Dans sa publication, le groupe affirme également qu'il est "inévitable de reconnaître que le véritable coupable n'est pas les voix critiques, mais l'événement lui-même - un spectacle qui continue à mettre en danger non seulement les animaux, mais aussi les vies humaines qui y prennent part".
Une "tradition" qui remonte au 13ème siècle
Barbarie pour les uns, tradition pour les autres. La tauromachie est profondément enracinée au Portugal, en particulier dans des régions spécifiques liées à la campagne et à l'agriculture. C'est l'une des plus anciennes traditions du pays, profondément enracinée dans le Ribatejo, l'Alentejo et les Açores.
Cette activité est considérée par beaucoup comme faisant partie du patrimoine culturel du Portugal et a été légalement reconnue comme une activité culturelle en 2014, en l'incluant dans la législation spécifique sur les spectacles de nature artistique.

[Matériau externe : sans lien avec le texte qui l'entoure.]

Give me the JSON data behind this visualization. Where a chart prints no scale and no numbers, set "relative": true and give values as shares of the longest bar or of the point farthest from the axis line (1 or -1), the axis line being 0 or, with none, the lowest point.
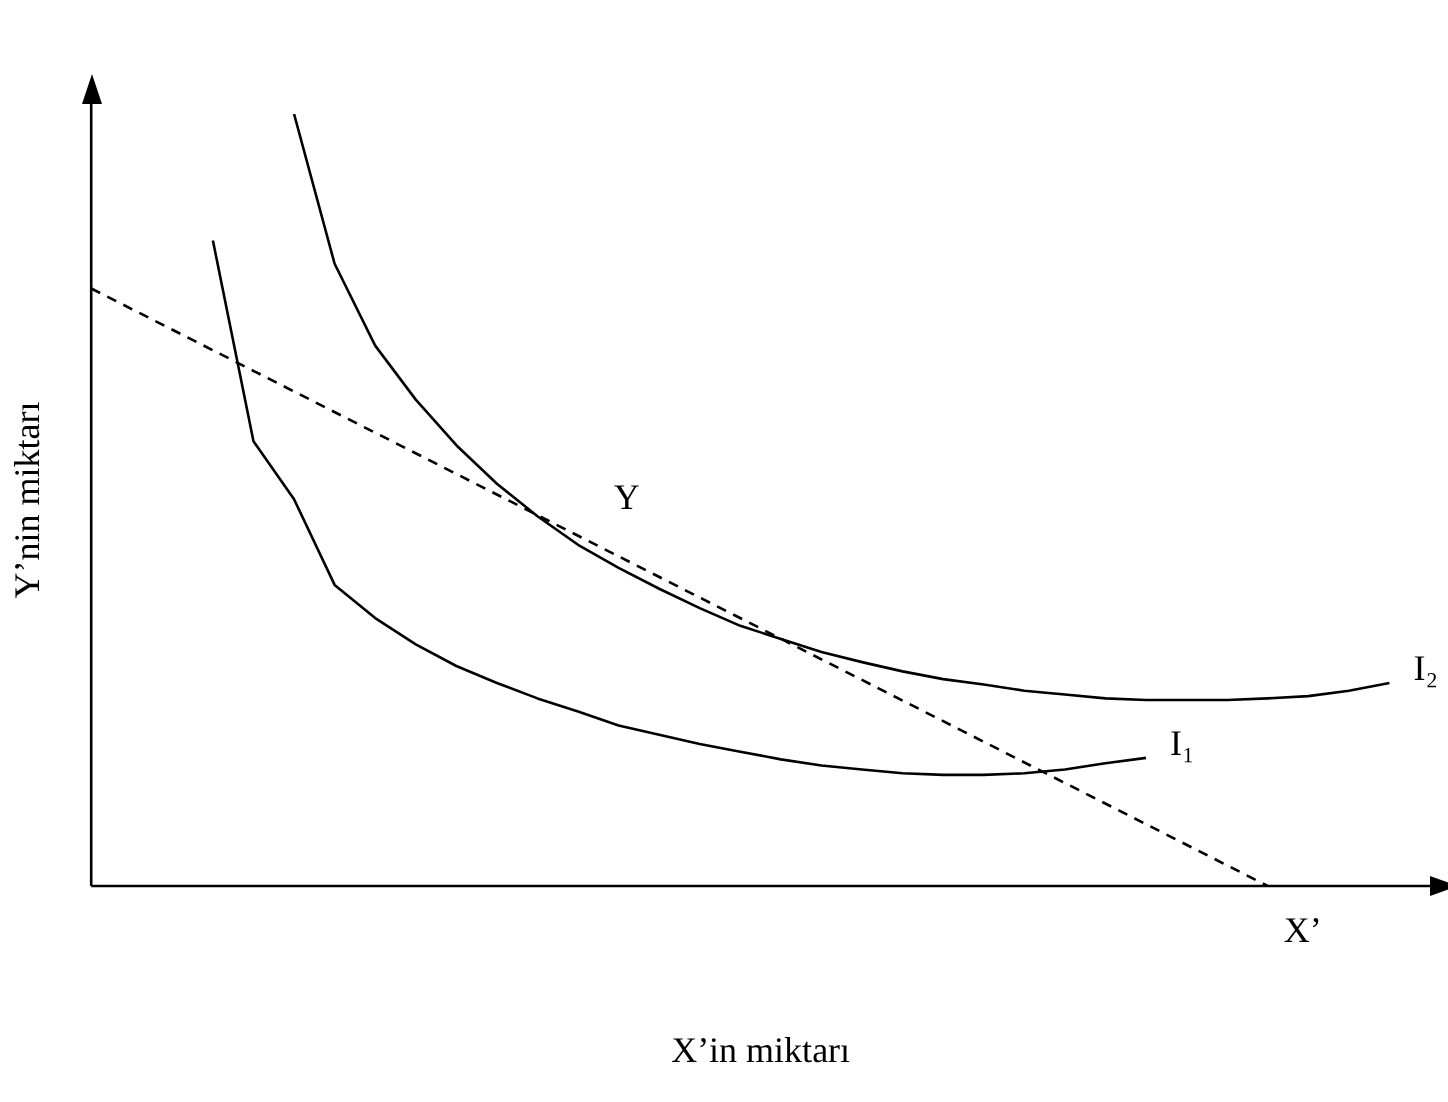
{
  "chart_data": {
    "type": "line",
    "relative": true,
    "xlabel": "X’in miktarı",
    "ylabel": "Y’nin miktarı",
    "grid": false,
    "legend": false,
    "marker": "none",
    "categories": [
      null,
      null,
      null,
      null,
      null,
      null,
      null,
      null,
      null,
      null,
      null,
      null,
      null,
      null,
      null,
      null,
      null,
      null,
      null,
      null,
      null,
      null,
      null,
      null,
      null,
      null,
      null,
      null,
      null,
      null,
      null,
      null,
      null,
      null
    ],
    "series": [
      {
        "name": "I₁",
        "color": "#000000",
        "line_style": "solid",
        "values": [
          null,
          null,
          null,
          0.836,
          0.576,
          0.501,
          0.39,
          0.347,
          0.313,
          0.285,
          0.263,
          0.243,
          0.226,
          0.208,
          0.196,
          0.184,
          0.174,
          0.164,
          0.156,
          0.151,
          0.146,
          0.144,
          0.144,
          0.146,
          0.151,
          0.159,
          0.166,
          null,
          null,
          null,
          null,
          null,
          null,
          null
        ]
      },
      {
        "name": "I₂",
        "color": "#000000",
        "line_style": "solid",
        "values": [
          null,
          null,
          null,
          null,
          null,
          1.0,
          0.806,
          0.7,
          0.63,
          0.571,
          0.521,
          0.479,
          0.442,
          0.412,
          0.385,
          0.36,
          0.337,
          0.32,
          0.303,
          0.29,
          0.278,
          0.268,
          0.261,
          0.253,
          0.248,
          0.243,
          0.241,
          0.241,
          0.241,
          0.243,
          0.246,
          0.253,
          0.263,
          null
        ]
      },
      {
        "color": "#000000",
        "line_style": "dashed",
        "values": [
          0.774,
          null,
          null,
          null,
          null,
          null,
          null,
          null,
          null,
          null,
          null,
          null,
          null,
          null,
          null,
          null,
          null,
          null,
          null,
          null,
          null,
          null,
          null,
          null,
          null,
          null,
          null,
          null,
          null,
          0,
          null,
          null,
          null,
          null
        ]
      }
    ],
    "annotations": [
      "Y",
      "X’"
    ]
  }
}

Selon bullfighting.pt, les premières références à la tauromachie au Portugal remontent à 1258, dans les Enquêtes du roi Afonso III. Le même site indique que les forcados sont apparus progressivement dans cet art tauromachique, la première mention écrite datant de 1661.
Contrairement à l'Espagne et à la France, par exemple, la corrida n'est pas autorisée sur la place. La première interdiction effective de tuer des taureaux au Portugal remonte à 1928, au début de l'Estado Novo. La loi de 1928 a été abrogée en 2002 et la corrida a été à nouveau autorisée au Portugal dans les endroits où il existait une tradition ininterrompue de cette pratique depuis 50 ans. À l'heure actuelle, les endroits où il est permis de tuer des animaux dans l'arène sont Barrancos et Monsaraz.
La controverse éclate quelques jours avant que le Campo Pequeno n'accueille, le 5 septembre, une corrida dirigée par le Péruvien Andrés Roca Rey, l'un des plus grands toreros du monde.